Face à la montée en puissance du phénomène de détournements des deniers publics, l’Opération Épervier avait été lancée par le gouvernement de l’ancien premier ministre Ephraim Inoni pour traquer tous les prévaricateurs de la fortune publique. Depuis 2006 que cette opération a été lancée, il est toujours difficile pour les justiciables camerounais de savoir combien l’État a récupéré. Ce que l’on note sans risques de se tromper, c’est le nombre trop plein des locataires de la prison centrale de Kondengui qui sortent du Tribunal Criminel Spécial après une condamnation à payer à l’État des dommages et intérêts pour en guise de réparation aux préjudices subis du fait des détournements des deniers publics. Il faut dire que les populations qui en ont marre de connaître des moments difficiles à cause de ces écarts de comportement vis-à-vis de l’argent public, commencent à s’intéresser très peu de ceux qui vont en prison. Ils veulent entendre que l’État a fini par confisquer les biens de ces derniers ou que l’État a enfin mis la main sur les milliards FCFA détournés dans ses caisses.

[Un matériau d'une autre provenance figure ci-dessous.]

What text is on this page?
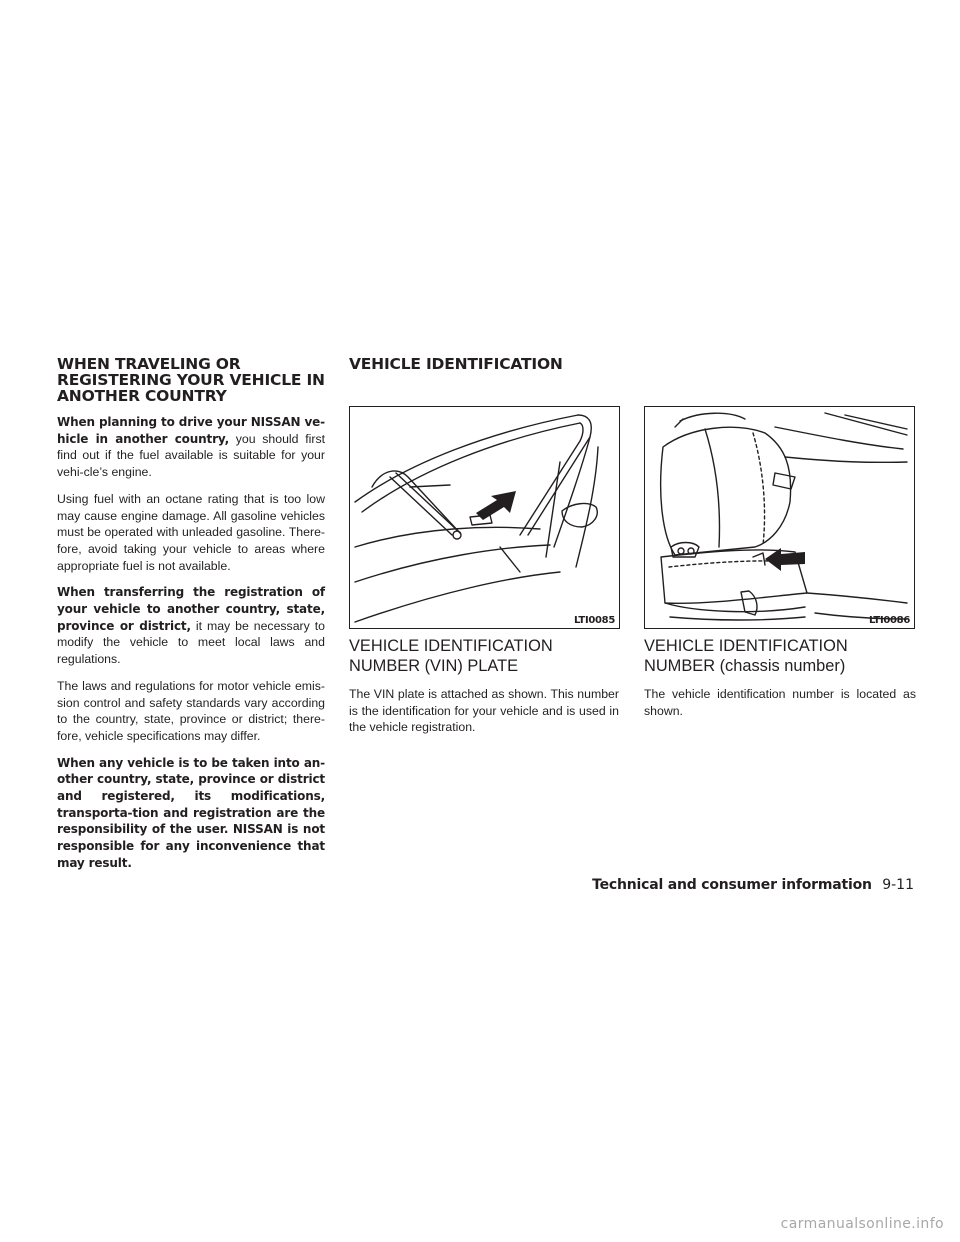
WHEN TRAVELING OR REGISTERING YOUR VEHICLE IN ANOTHER COUNTRY

When planning to drive your NISSAN ve-hicle in another country, you should first find out if the fuel available is suitable for your vehi-cle’s engine.

Using fuel with an octane rating that is too low may cause engine damage. All gasoline vehicles must be operated with unleaded gasoline. There-fore, avoid taking your vehicle to areas where appropriate fuel is not available.

When transferring the registration of your vehicle to another country, state, province or district, it may be necessary to modify the vehicle to meet local laws and regulations.

The laws and regulations for motor vehicle emis-sion control and safety standards vary according to the country, state, province or district; there-fore, vehicle specifications may differ.

When any vehicle is to be taken into an-other country, state, province or district and registered, its modifications, transporta-tion and registration are the responsibility of the user. NISSAN is not responsible for any inconvenience that may result.

VEHICLE IDENTIFICATION
LTI0085	LTI0086
VEHICLE IDENTIFICATION NUMBER (VIN) PLATE

The VIN plate is attached as shown. This number is the identification for your vehicle and is used in the vehicle registration.

VEHICLE IDENTIFICATION NUMBER (chassis number)

The vehicle identification number is located as shown.

Technical and consumer information 9-11
carmanualsonline.info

Il ressort donc que l’État éprouve toutes les difficultés à récupérer cet argent. L’on parle de 400 milliards FCFA encore entre les mains des prévaricateurs de la fortune publique. Dans ses recueils des arrêts de la Section Spécialisée de la Cour suprême, compilés dans un coffret de 06 tomes dédicacés le 1er septembre 2021, l’avocat général, Emmanuel Ndjeré a révélé que la Cour suprême en réexaminant les décisions du Tribunal Criminel Spécial, a constaté une véritable entorse dans le recouvrement des sommes à payer par les personnes reconnues coupables de détournements des deniers publics, soit encore 400 milliards FCFA. Les populations craignent que l’Opération Épervier ne soit juste un mécanisme mis en place pour bloquer l’ascension politique de plusieurs fils du pays. D’autres par contre pensent en un jeu qui vise à calmer les populations en colère de voir certaines pontes de gouvernement faire de la République, une épicerie familiale. Sinon, qu’est-ce qui empêche l’État de recouvrer ces montants mirobolants ?

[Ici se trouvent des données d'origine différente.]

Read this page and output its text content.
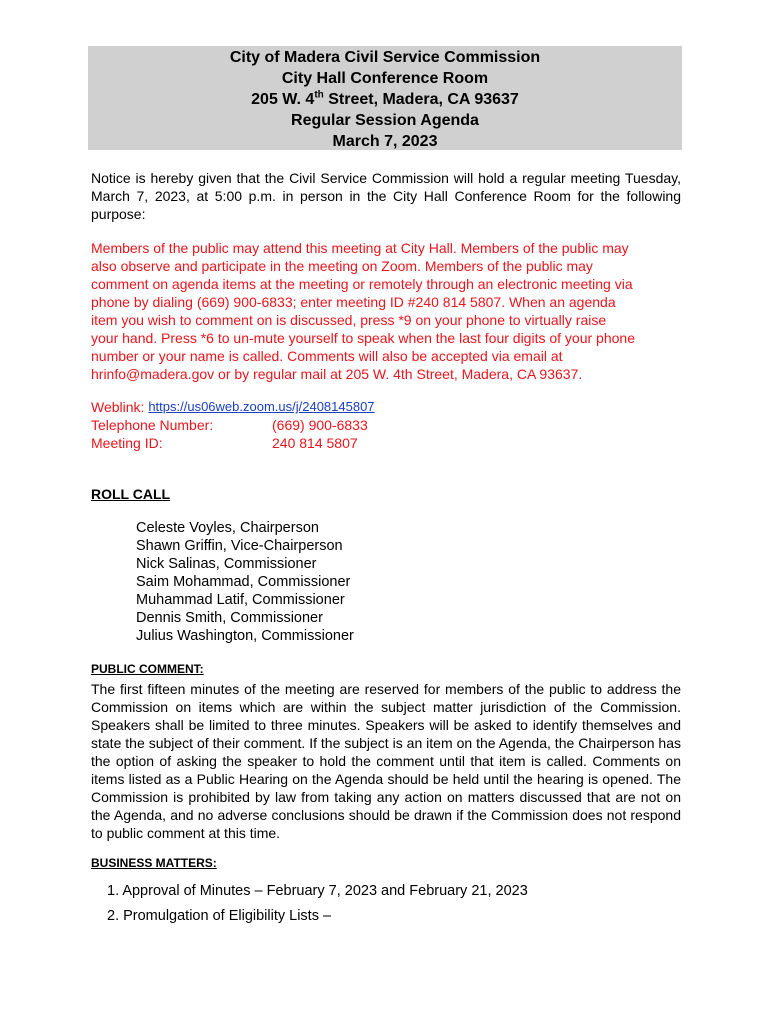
City of Madera Civil Service Commission
City Hall Conference Room
205 W. 4th Street, Madera, CA 93637
Regular Session Agenda
March 7, 2023
Notice is hereby given that the Civil Service Commission will hold a regular meeting Tuesday, March 7, 2023, at 5:00 p.m. in person in the City Hall Conference Room for the following purpose:
Members of the public may attend this meeting at City Hall. Members of the public may
also observe and participate in the meeting on Zoom. Members of the public may
comment on agenda items at the meeting or remotely through an electronic meeting via
phone by dialing (669) 900-6833; enter meeting ID #240 814 5807. When an agenda
item you wish to comment on is discussed, press *9 on your phone to virtually raise
your hand. Press *6 to un-mute yourself to speak when the last four digits of your phone
number or your name is called. Comments will also be accepted via email at
hrinfo@madera.gov or by regular mail at 205 W. 4th Street, Madera, CA 93637.
Weblink:
https://us06web.zoom.us/j/2408145807
Telephone Number:	(669) 900-6833
Meeting ID:	240 814 5807
ROLL CALL
Celeste Voyles, Chairperson
Shawn Griffin, Vice-Chairperson
Nick Salinas, Commissioner
Saim Mohammad, Commissioner
Muhammad Latif, Commissioner
Dennis Smith, Commissioner
Julius Washington, Commissioner
PUBLIC COMMENT:
The first fifteen minutes of the meeting are reserved for members of the public to address the Commission on items which are within the subject matter jurisdiction of the Commission. Speakers shall be limited to three minutes. Speakers will be asked to identify themselves and state the subject of their comment. If the subject is an item on the Agenda, the Chairperson has the option of asking the speaker to hold the comment until that item is called. Comments on items listed as a Public Hearing on the Agenda should be held until the hearing is opened. The Commission is prohibited by law from taking any action on matters discussed that are not on the Agenda, and no adverse conclusions should be drawn if the Commission does not respond to public comment at this time.
BUSINESS MATTERS:
1. Approval of Minutes – February 7, 2023 and February 21, 2023
2. Promulgation of Eligibility Lists –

C’est du moins ce qui justifie autant de questions que se posent Emmanuel Ndjeré « Le recouvrement de ces sommes a-t-il déjà été amorcé ? Qui en a la charge ? Qui doit coordonner les actions y relatives ? Qui est chargé de l’évaluation de ces actions et de l’information du peuple qui semble ignorer où se trouvent les sommes allouées à l’État au titre de dommages-intérêts, amendes et dépens ? ». Des questions sommes toute intéressantes et auxquelles les populations aimeraient être fixées depuis le lancement de l’Opération Épervier en 2006 sous la pression des bailleurs de fonds.

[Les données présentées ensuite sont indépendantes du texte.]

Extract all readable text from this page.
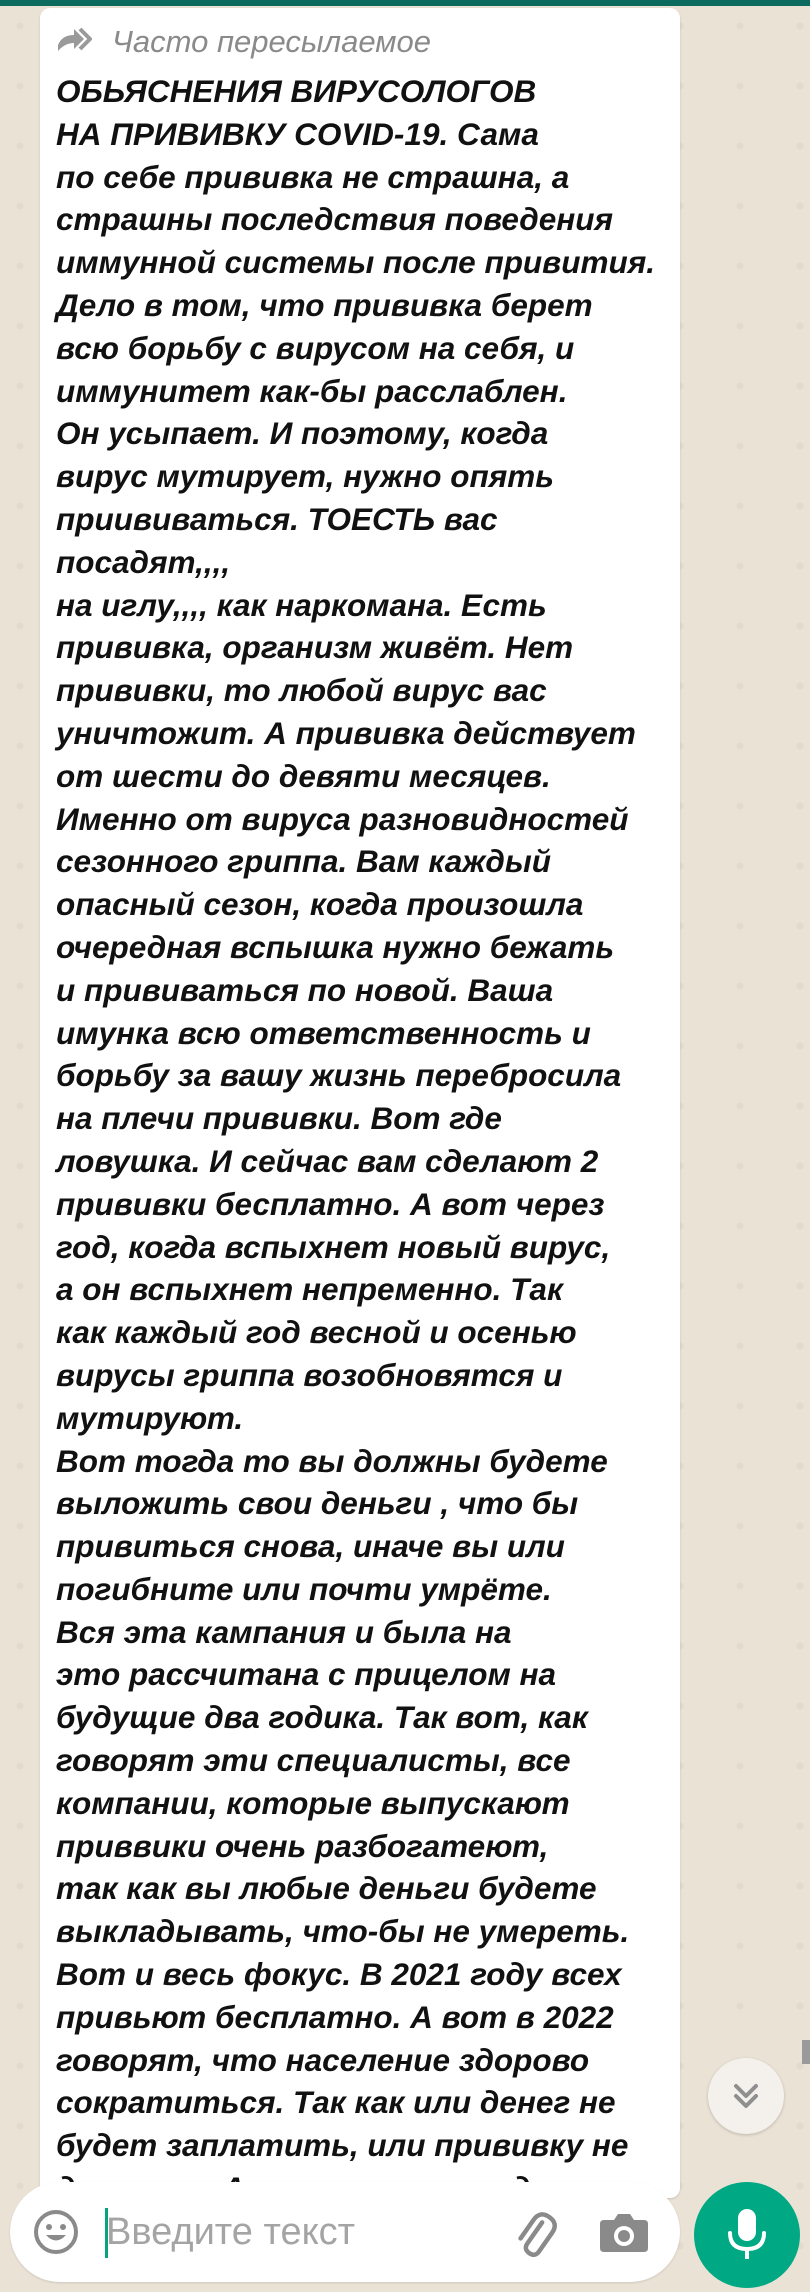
Часто пересылаемое
ОБЬЯСНЕНИЯ ВИРУСОЛОГОВ
НА ПРИВИВКУ COVID-19. Сама
по себе прививка не страшна, а
страшны последствия поведения
иммунной системы после привития.
Дело в том, что прививка берет
всю борьбу с вирусом на себя, и
иммунитет как-бы расслаблен.
Он усыпает. И поэтому, когда
вирус мутирует, нужно опять
приививаться. ТОЕСТЬ вас посадят,,,,
на иглу,,,, как наркомана. Есть
прививка, организм живёт. Нет
прививки, то любой вирус вас
уничтожит. А прививка действует
от шести до девяти месяцев.
Именно от вируса разновидностей
сезонного гриппа. Вам каждый
опасный сезон, когда произошла
очередная вспышка нужно бежать
и прививаться по новой. Ваша
имунка всю ответственность и
борьбу за вашу жизнь перебросила
на плечи прививки. Вот где
ловушка. И сейчас вам сделают 2
прививки бесплатно. А вот через
год, когда вспыхнет новый вирус,
а он вспыхнет непременно. Так
как каждый год весной и осенью
вирусы гриппа возобновятся и
мутируют.
Вот тогда то вы должны будете
выложить свои деньги , что бы
привиться снова, иначе вы или
погибните или почти умрёте.
Вся эта кампания и была на
это рассчитана с прицелом на
будущие два годика. Так вот, как
говорят эти специалисты, все
компании, которые выпускают
приввики очень разбогатеют,
так как вы любые деньги будете
выкладывать, что-бы не умереть.
Вот и весь фокус. В 2021 году всех
привьют бесплатно. А вот в 2022
говорят, что население здорово
сократиться. Так как или денег не
будет заплатить, или прививку не

Введите текст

Le problème est devenu inquiétant si bien que le premier président de la cour suprême du Cameroun s’est vu dans l’obligation de bâtir son discours de rentrée judiciaire 2021, sur « La difficile exécution des décisions de justice au Cameroun ». Tel un plaidoyer, Daniel Mekobe Soné appelle à plus de sérieux dans le suivi des décisions de justice au Cameroun. Avec l’Opération Épervier, l’on ne saurait se limiter à la décision du juge. Celle-ci doit être suivie par les autres maillons de la chaîne voire de l’appareil judiciaire.
L’avocat général Emmanuel Ndjeré interpelle de ce fait dans son ouvrage, les autorités administratives, les magistrats, les huissiers de justice, les avocats, les officiers de police judiciaire impliqués dans l’application des décisions de justice à faire leur travail. Et ce n’est qu’à ce titre que le pouvoir judiciaire réussira à s’imposer à côté des deux autres pouvoirs que sont l’exécutif et le législatif, pour punir sans exception tous ceux qui confondent encore la fortune publique à leurs cacaoyères ou encore, qui portent atteinte à la loi. L’application des décisions de justice n’est pas un exercice facultatif mais un impératif catégorique pour ne pas donner l’impression au public qu’il s’agit d’une justice deux poids, deux mesures.